From 1983 to 1984, Huisken was a researcher at the Centre for Mathematical Analysis at the Australian National University in Canberra. There, he turned to differential geometry, in particular problems of mean curvature flows and applications in general relativity. In 1985, he returned to the University of Heidelberg, earning his habilitation in 1986. After some time as a visiting professor at the University of California, San Diego, he returned to ANU from 1986 to 1992, first as a Lecturer, then as a Reader. In 1991, he was a visiting professor at Stanford University. From 1992 to 2002, Huisken was a full professor at the University of Tübingen, serving as dean of the faculty of mathematics from 1996 to 1998. From 1999 to 2000, he was a visiting professor at Princeton University.
In 2002, Huisken became a director at the Max Planck Institute for Gravitational Physics in Potsdam and, at the same time, an honorary professor at the Free University of Berlin. In April 2013, he took up the post of director at the Mathematical Research Institute of Oberwolfach, together with a professorship at Tübingen University. He remains an external scientific member of the Max Planck Institute for Gravitational Physics.
Among Huisken's PhD students was Simon Brendle.

Work

Huisken's work is on the intersection of analysis, geometry, and physics. Numerous phenomena in mathematical physics and geometry are related to curves, surfaces and spaces. In particular, Huisken has worked on the deformation of surfaces over time, in situations where the rules of deformation are determined by the geometry of those surfaces themselves.
For instance, Huisken's monotonicity formula is an important tool in the analysis of the mean curvature flow.
Gerhard Huisken has made major contributions to general relativity.
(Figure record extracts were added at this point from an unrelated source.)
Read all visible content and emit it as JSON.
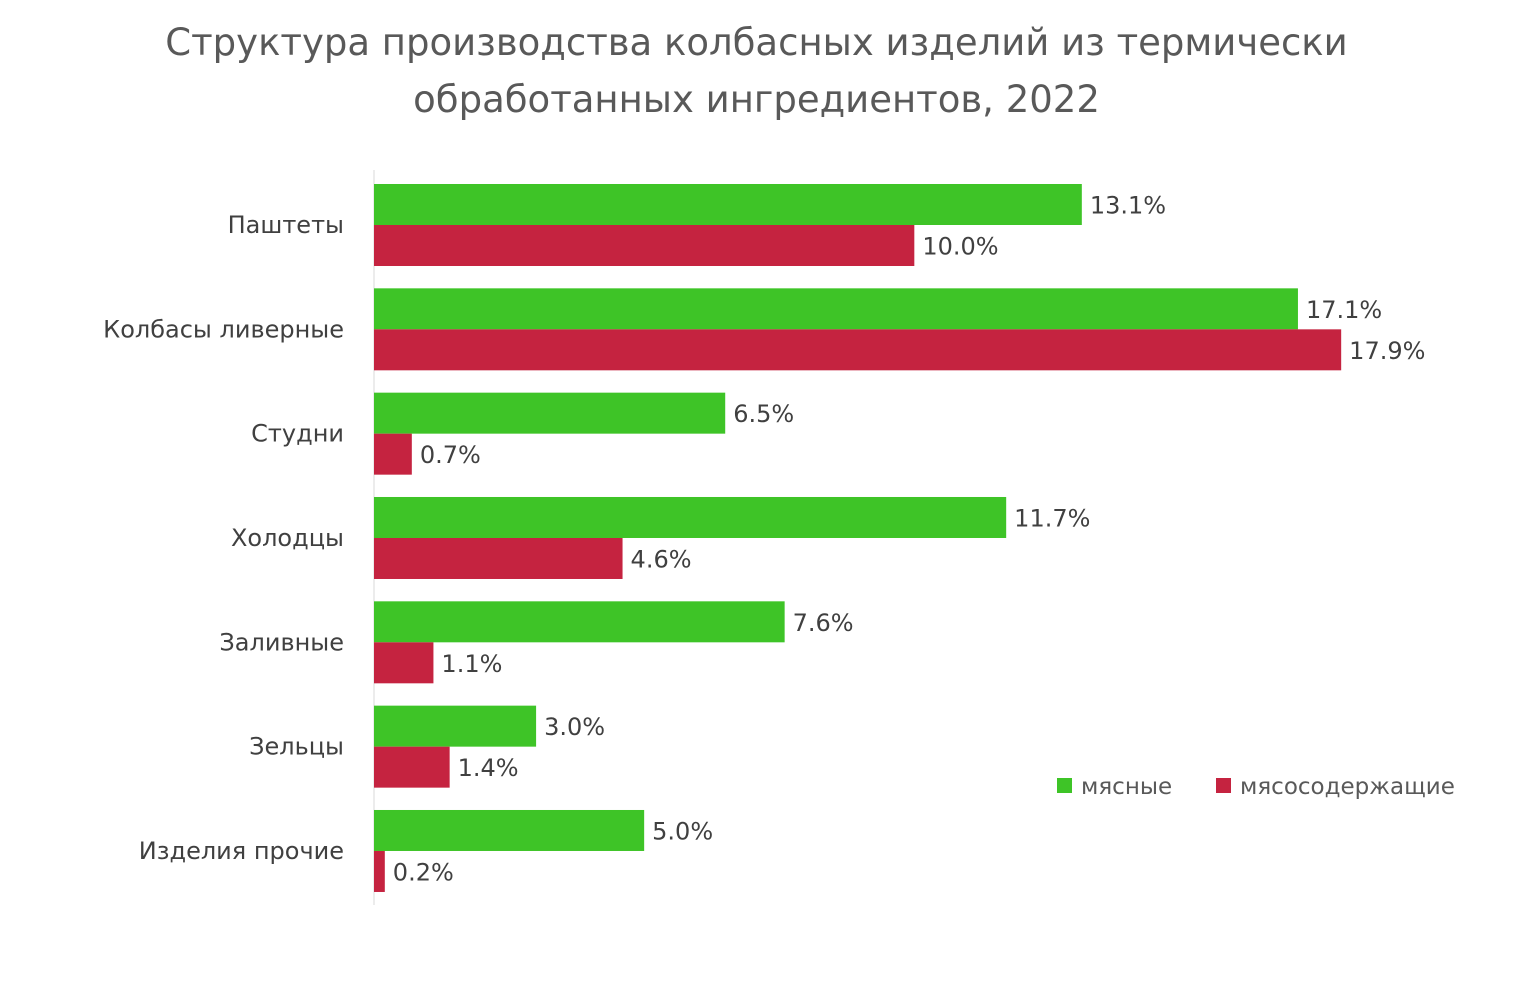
{
  "chart_data": {
    "type": "bar",
    "orientation": "horizontal",
    "title_lines": [
      "Структура производства колбасных изделий из термически",
      "обработанных ингредиентов, 2022"
    ],
    "categories": [
      "Паштеты",
      "Колбасы ливерные",
      "Студни",
      "Холодцы",
      "Заливные",
      "Зельцы",
      "Изделия прочие"
    ],
    "series": [
      {
        "name": "мясные",
        "color": "#3ec427",
        "values": [
          13.1,
          17.1,
          6.5,
          11.7,
          7.6,
          3.0,
          5.0
        ],
        "labels": [
          "13.1%",
          "17.1%",
          "6.5%",
          "11.7%",
          "7.6%",
          "3.0%",
          "5.0%"
        ]
      },
      {
        "name": "мясосодержащие",
        "color": "#c52340",
        "values": [
          10.0,
          17.9,
          0.7,
          4.6,
          1.1,
          1.4,
          0.2
        ],
        "labels": [
          "10.0%",
          "17.9%",
          "0.7%",
          "4.6%",
          "1.1%",
          "1.4%",
          "0.2%"
        ]
      }
    ],
    "xlim": [
      0,
      18.6
    ],
    "unit": "%",
    "grid": false,
    "legend_position": "bottom-right"
  }
}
In 1997, together with Tom Ilmanen, he was able to prove the Penrose conjecture for black holes for the case of a three-dimensional Riemannian manifold with positive scalar curvature, in the presence of a single black hole.
1998 he was an invited speaker at the International Congress of Mathematicians in Berlin.

Honours and awards

Huisken is a fellow of the Heidelberg Academy for Sciences and Humanities, the Berlin-Brandenburg Academy of Sciences and Humanities, the Academy of Sciences Leopoldina, and the American Mathematical Society.